Podría continuar, “ad infinitum”, presentando y analizando ejemplos similares
o, aun, más incisivos, los cuales demuestran taxativamente hasta qué punto un
ser humano (ya sea un par o una autoridad civil o religiosa o cualquiera que
pretenda infligir daño a alguien) es capaz de autoerigirse en un superior como
para dañar a su prójimo.
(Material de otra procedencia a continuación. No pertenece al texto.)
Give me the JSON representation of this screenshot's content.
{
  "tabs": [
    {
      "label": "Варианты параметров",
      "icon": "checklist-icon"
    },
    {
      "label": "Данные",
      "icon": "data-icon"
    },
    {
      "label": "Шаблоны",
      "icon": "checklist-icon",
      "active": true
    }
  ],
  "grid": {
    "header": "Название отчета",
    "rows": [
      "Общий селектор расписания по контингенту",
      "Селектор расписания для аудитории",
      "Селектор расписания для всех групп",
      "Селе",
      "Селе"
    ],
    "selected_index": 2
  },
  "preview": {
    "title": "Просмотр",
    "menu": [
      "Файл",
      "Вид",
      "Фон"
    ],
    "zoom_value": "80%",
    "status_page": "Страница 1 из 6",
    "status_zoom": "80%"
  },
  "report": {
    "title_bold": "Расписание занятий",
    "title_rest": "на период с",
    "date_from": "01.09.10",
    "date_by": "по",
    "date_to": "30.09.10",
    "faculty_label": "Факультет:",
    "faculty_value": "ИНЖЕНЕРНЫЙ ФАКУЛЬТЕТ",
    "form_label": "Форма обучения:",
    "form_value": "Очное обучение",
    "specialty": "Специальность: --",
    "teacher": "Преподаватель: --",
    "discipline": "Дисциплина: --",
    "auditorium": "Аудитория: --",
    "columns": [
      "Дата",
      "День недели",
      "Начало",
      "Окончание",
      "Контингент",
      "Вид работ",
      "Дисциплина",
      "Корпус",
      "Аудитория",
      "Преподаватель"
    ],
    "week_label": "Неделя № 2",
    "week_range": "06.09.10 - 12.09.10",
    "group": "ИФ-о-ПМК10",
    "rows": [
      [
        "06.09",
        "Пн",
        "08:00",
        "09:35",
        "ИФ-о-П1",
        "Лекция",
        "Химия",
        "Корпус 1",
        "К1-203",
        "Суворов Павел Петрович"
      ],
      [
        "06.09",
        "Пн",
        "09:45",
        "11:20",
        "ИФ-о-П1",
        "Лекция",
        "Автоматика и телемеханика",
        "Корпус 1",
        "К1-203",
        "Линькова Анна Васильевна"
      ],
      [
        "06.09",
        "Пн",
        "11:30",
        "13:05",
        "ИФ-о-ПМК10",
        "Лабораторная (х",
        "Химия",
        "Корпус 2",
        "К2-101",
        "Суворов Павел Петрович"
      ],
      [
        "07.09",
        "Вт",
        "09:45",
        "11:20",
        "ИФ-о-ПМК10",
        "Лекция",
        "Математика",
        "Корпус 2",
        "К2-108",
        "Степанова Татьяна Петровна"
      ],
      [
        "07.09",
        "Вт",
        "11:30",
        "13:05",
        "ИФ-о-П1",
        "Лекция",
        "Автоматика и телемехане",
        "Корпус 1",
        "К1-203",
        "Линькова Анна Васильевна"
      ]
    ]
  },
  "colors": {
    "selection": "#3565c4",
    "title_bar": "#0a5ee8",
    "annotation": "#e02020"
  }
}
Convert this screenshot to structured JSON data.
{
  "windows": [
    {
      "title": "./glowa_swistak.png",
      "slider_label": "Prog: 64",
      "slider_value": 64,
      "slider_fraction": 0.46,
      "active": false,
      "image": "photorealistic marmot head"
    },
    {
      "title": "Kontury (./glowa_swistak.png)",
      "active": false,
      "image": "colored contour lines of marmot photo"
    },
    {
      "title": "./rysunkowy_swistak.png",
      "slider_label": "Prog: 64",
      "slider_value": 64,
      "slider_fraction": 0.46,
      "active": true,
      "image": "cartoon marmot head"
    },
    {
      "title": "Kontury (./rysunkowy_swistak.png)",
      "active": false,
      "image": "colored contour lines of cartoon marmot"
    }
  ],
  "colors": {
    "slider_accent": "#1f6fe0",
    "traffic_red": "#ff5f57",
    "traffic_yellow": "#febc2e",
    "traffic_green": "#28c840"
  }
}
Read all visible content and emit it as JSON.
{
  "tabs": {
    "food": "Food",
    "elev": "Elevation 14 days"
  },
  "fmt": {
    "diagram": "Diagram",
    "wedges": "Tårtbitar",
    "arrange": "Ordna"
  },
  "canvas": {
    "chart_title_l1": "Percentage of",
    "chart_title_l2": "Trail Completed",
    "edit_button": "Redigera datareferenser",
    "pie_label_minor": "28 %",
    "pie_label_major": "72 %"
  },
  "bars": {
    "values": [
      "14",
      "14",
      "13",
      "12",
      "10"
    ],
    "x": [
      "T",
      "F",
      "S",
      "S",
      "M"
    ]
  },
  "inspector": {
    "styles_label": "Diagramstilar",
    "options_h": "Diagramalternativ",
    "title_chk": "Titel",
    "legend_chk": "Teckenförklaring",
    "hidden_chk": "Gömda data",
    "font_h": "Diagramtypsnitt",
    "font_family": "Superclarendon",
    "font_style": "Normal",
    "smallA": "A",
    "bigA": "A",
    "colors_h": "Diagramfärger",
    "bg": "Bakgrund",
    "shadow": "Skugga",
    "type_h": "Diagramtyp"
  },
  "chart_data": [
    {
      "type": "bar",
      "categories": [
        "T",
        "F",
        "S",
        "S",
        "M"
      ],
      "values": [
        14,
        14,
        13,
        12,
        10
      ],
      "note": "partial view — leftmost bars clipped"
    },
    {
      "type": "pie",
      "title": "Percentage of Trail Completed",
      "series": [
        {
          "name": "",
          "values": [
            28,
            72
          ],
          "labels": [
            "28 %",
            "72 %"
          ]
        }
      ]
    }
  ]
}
De esta manera, caemos en cuenta del poder que tiene la
lengua, a través de distintas herramientas de que se dispone, para agraviar,
ensuciar y hasta para invadir la privacidad de las personas, creándoles rabia,
rechazo, originando su violencia o simplemente generando en ellas una culpa de
la que no son conscientes.
Este poder exagerado, omnímodo y falso -que lamentablemente se genera en la
palabra, como punto de partida para una agresión destructiva y mayor- se produce
no solo en los individuos, como acabamos de apreciar, sino que se traslada a los
grupos sociales, en especial aquellos que ejercen un poder político, económico o
de cualquier otra índole, y es capaz de producir guerras, injusticias y hambre,
todo lo cual emerge en las noticias cotidianas. Expresé, en otro momento, que
las palabras no son malas, como afirmó jocosamente el Negro Fontanarrosa, sino
que lo es el ser humano, dispuesto a cometer las atrocidades más increíbles a
las que estamos acostumbrados a sufrir o, al menos, a padecer en los demás
gracias a la información que recibimos de los medios a diario.